Independent Tea Producers in the country have lauded the government for the tea reforms introduced in the country, which have addressed the drastic decline in market pricing of tea especially at the auction.
There had been concerns before on the way the buyers have been bidding at the auction with prices going below production.
Chairman Independent Tea Producers Association Collins Cheruiyot said that most producers who are processing green leaf from smallholder tea farmers are on board to support government’s setting up of the minimum tea price at the auction.
“The market price of tea at the auction had put considerable strain on producers which in turn had reduced returns to farmers and to this end as independent producers, we support the steps set forth by the government to increase the minimum pricing at the Auction”, he said.
Speaking at the Kuresoi Tea factory in Kericho County during a media tour, Cheruiyot said the new tea Act has actually been very useful in terms of putting in place regulations to ensure that operations in the tea industry are regulated and coordinated.
“I think for us as members of the Independent Tea Producers, one of the major positives is the fact that we now are recognized as a significant player within the tea industry which was not the case before,” he said.
Cheruiyot further said that they have been given a platform where they can express their opinions, can express their business models and demystify the image that had been portrayed before.
He said as independent producers, there has been a notion that they do not look at the quality of the leaf they get but this he clarified it is not true.

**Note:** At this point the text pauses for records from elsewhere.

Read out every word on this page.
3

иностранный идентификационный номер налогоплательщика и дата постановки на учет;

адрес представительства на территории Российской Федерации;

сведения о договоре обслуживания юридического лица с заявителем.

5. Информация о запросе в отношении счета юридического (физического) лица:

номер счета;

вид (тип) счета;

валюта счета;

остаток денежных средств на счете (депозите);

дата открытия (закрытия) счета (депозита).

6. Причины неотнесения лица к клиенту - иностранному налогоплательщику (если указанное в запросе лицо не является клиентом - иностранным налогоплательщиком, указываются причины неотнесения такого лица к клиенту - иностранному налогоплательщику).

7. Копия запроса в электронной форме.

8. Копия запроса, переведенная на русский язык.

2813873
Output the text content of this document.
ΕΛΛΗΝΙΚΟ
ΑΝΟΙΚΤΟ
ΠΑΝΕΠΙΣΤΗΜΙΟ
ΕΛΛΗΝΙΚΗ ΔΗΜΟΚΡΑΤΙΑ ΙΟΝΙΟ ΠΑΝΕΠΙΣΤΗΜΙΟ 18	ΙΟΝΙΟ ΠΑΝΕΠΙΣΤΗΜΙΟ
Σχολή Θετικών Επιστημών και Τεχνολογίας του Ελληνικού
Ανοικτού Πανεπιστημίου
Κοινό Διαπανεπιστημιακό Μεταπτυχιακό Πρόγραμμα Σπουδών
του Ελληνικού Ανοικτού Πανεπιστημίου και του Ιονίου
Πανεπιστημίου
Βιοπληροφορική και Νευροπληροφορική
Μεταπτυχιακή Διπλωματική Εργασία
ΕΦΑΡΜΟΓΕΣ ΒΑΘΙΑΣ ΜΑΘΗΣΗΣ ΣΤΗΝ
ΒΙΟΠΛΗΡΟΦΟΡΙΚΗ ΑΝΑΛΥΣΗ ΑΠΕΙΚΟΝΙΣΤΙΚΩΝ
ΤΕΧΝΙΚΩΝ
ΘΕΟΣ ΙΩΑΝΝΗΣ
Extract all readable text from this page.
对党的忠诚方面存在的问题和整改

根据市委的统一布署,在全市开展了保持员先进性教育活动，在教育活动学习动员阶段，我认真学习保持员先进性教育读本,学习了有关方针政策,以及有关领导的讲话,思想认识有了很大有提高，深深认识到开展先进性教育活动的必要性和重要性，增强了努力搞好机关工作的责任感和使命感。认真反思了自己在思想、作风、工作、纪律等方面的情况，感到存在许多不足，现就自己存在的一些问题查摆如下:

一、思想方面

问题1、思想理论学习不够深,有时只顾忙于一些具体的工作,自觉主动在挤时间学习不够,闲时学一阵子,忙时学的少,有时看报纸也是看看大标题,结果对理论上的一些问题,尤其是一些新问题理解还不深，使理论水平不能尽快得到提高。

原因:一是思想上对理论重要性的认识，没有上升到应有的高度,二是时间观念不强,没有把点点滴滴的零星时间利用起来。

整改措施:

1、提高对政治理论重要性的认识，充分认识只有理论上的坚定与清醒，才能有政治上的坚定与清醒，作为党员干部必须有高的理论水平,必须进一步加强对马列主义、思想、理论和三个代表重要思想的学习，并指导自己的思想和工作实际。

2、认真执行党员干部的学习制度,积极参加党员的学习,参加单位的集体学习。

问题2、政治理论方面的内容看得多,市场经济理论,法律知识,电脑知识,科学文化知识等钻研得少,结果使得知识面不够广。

“As independent players in the tea industry, we are working in terms of sustainability of the tea industry and local retail is a major aspect of this planning considering that local tea sales are able to control pricing mechanisms and also control the movement of volumes”, he said.
He explained that the local market has actually increased progressively over the past 5 years from around 34 million kilos, and now about 40 million kilos of tea, made per year saying in terms of growth expectations, they anticipate to continue growing and looking at 50 million kgs in the local market in the next five years.
“We operate under the umbrella of the Independent Tea Producers Association, with a control of ethics and regulations. We have leaf clerks to evaluate quality of leaf that we are receiving, field extension officers who apart from recruiting farmers, they train and talk to them about the quality expectation and of course we do reject if they do not meet our leaf quality standards”, Cheruiyot said.
He explained that the current membership of the Independent Tea Producers is composed of 22 factories, out of which some of them are actually factories that are purely specialty tea, while some of them have both CTC and specialty tea.
“A lot of our factories are also looking at future expansion to put in line either an orthodox tea line or a green tea line so specialty teas are aspects that we anticipate to put as part of our production process. Of these 22 factories, I think about 12 are doing value addition at the factory site”, Cheruiyot who is also a Technical and Strategy Director at Kuresoi Tea factory said.
He noted that most of their members are looking to add specialty tea to ensure they adhere to the government’s directive of 40 per cent value addition over the next 10 years, although he added that value addition, such as issues of blending needs to be explained further.
“The way we see it is that CTC is going to always be an integral part of the tea industry in Kenya. The only thing we are looking at ourselves both as Kuresoi, Mbogo Tea group and also the Independent Tea Producers is how we compliment the CTCs with value added products. The orthodox specialty teas, purple and green teas are products that are definitely increasing and becoming more popular and of course they have a higher value and definitely they will complement our business”, he said.
All in all, Cheruiyot noted that governments’ regulation has come in to help the independent tea producers as they have representation with the tea board and some of the industry associations that have actually come in place, noting that right now they are recognized by the East African Tea Trade Association
Robert Koech, the Managing Director of Siomo tea factory, another independent producer, said they do support the tea regulations as it has brought back sanity to the whole industry.
However, he added that he would like the government to look into the agriculture and tea policies in order to optimize earnings by overcoming the bottlenecks that have dogged the tea industry for decades.
The MD insisted that the greatest competitor of the tea sector is water, alcohol, juice and not KTDA, saying that drinking of teas in countries such as Sri Lanka, India and Vietnam should be out competition.
“If we can all work together and get the right leaf as well as embrace the culture of drinking tea, the country would earn more money in terms of foreign exchange, the farmer at the end of the day will get better pay and the government will collect more taxes”, Koech said.
At the beginning of last month data from the Tea Brokers East Africa Limited showed that the price of the tea commodity increased to Sh276 Kgs from Sh273 Kgs from the previous sales, raising farmer’s prospects for good earnings in this financial year.
In 2020, the government proposed new policy regulatory and administrative framework to reenergize the ailing tea sector in the country, terming reforms as critical in revitalizing the sorry state in the tea sub sector
According to the Agriculture Cabinet Secretary, Peter Munya, the major problem facing the tea value chain was a dysfunctional and inefficient tea auction system characterized by lack of transparency, accountability and competition and thus prone to manipulation by Cartels.